11.B3 · Laura → CRIMINAL
Laura is at B3, so her eight neighbors are Erwin (A2), Gabe (B2), Hank (C2), Klay (A3), Martin (C3), Peter (A4), Ryan (B4), and Stella (C4). Will’s clue says Erwin is one of Laura’s 7 criminal neighbors, so among those eight neighbors exactly seven are criminals; since six of them are already known criminals (Erwin, Gabe, Hank, Klay, Peter, Stella), exactly one of Martin and Ryan must be criminal and the other must be innocent. Stella is at C4, and her neighbors include Noah (D3) and Xia (D5), who are already two innocents, plus the three not-yet-fixed people Laura (B3), Martin (C3), and Ryan (B4).
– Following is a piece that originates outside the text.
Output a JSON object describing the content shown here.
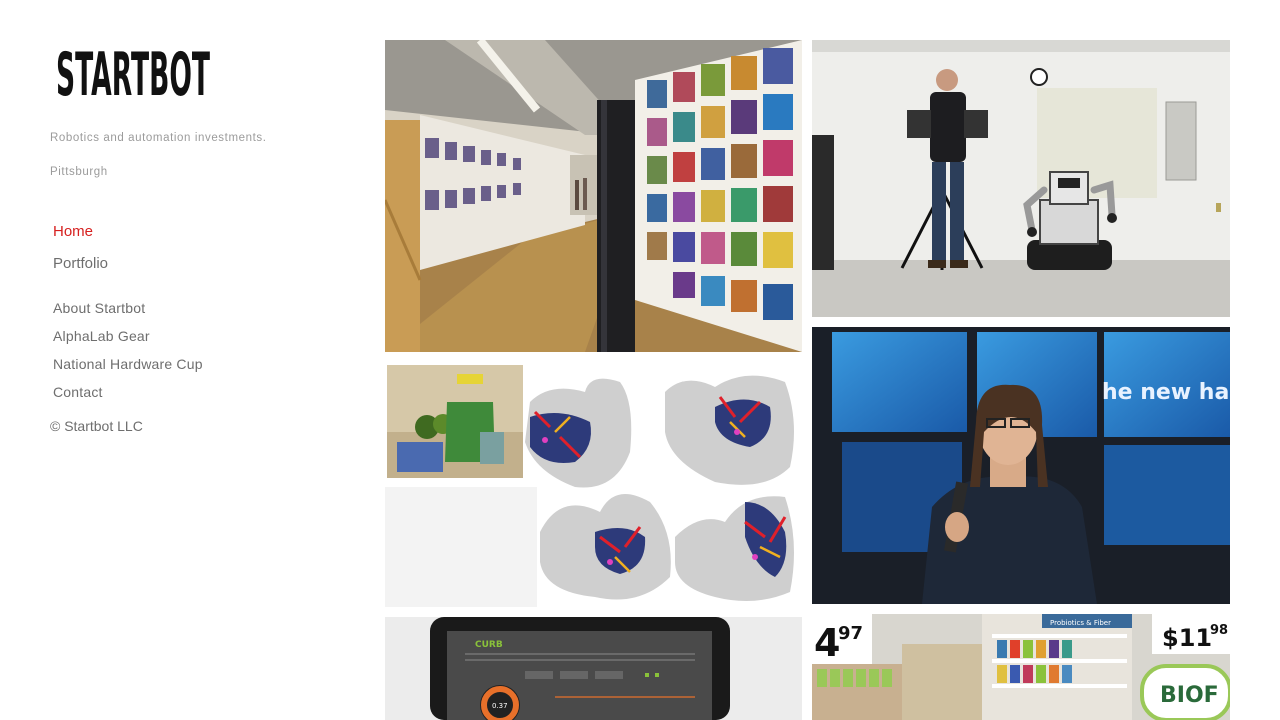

Hank’s clue says Stella has an odd number of innocent neighbors, so the number of innocents among Laura, Martin, and Ryan must be odd; but Martin and Ryan together contribute exactly one innocent, so Laura must contribute zero innocents, meaning she is a criminal. Therefore, we can determine that B3 · Laura is CRIMINAL.
12.C3 · Martin → CRIMINAL
In row 5, Uma at A5, Vera at B5, and Will at C5 are criminals, while Xia at D5 is innocent, so row 5 has exactly three criminals. Laura’s clue says rows 3 and 5 have an equal number of criminals, so row 3 must also have exactly three criminals. In row 3, Klay at A3 and Laura at B3 are already criminals and Noah at D3 is innocent, so the only way for row 3 to reach three criminals is for Martin at C3 to be a criminal. Therefore, we can determine that C3 Martin is CRIMINAL.
13.C1 · Carl → INNOCENT
In column C, the people are Carl at C1, Hank at C2, Martin at C3, Stella at C4, and Will at C5. Klay’s clue says that Stella is one of exactly 4 criminals in column C, so column C must contain exactly 4 criminals total. Since Hank, Martin, Stella, and Will are already confirmed criminals, the only way for column C to have exactly 4 criminals is for Carl to be the lone innocent there. Therefore, we can determine that C1 Carl is INNOCENT.
14.B1 · Bonnie → CRIMINAL
The clue from Diane says “Exactly 2 of the 3 innocents on the edges are Tina’s neighbors,” which only makes sense if there are exactly three innocents on edge spaces in total. Right now we already know three edge-positioned innocents: Carl at C1, Noah at D3, and Xia at D5. Bonnie is also on an edge space (B1), so if Bonnie were innocent there would be four innocents on the edges, and Diane’s clue would not be able to truthfully refer to “the 3 innocents on the edges.” Therefore, we can determine that B1 Bonnie is CRIMINAL.
15.B4 · Ryan → INNOCENT
Laura is at B3, and she has exactly eight neighbors: Erwin at A2, Gabe at B2, Hank at C2, Klay at A3, Martin at C3, Peter at A4, Ryan at B4, and Stella at C4. Will’s clue says that Erwin is one of Laura’s 7 criminal neighbors, which means that among Laura’s eight neighbors, exactly seven are criminals. In that neighbor set, Erwin, Gabe, Hank, Klay, Martin, Peter, and Stella are already known to be criminals, which fills all seven criminal-neighbor slots. That leaves Ryan as the only neighbor who cannot be a criminal. Therefore, we can determine that B4 Ryan is INNOCENT.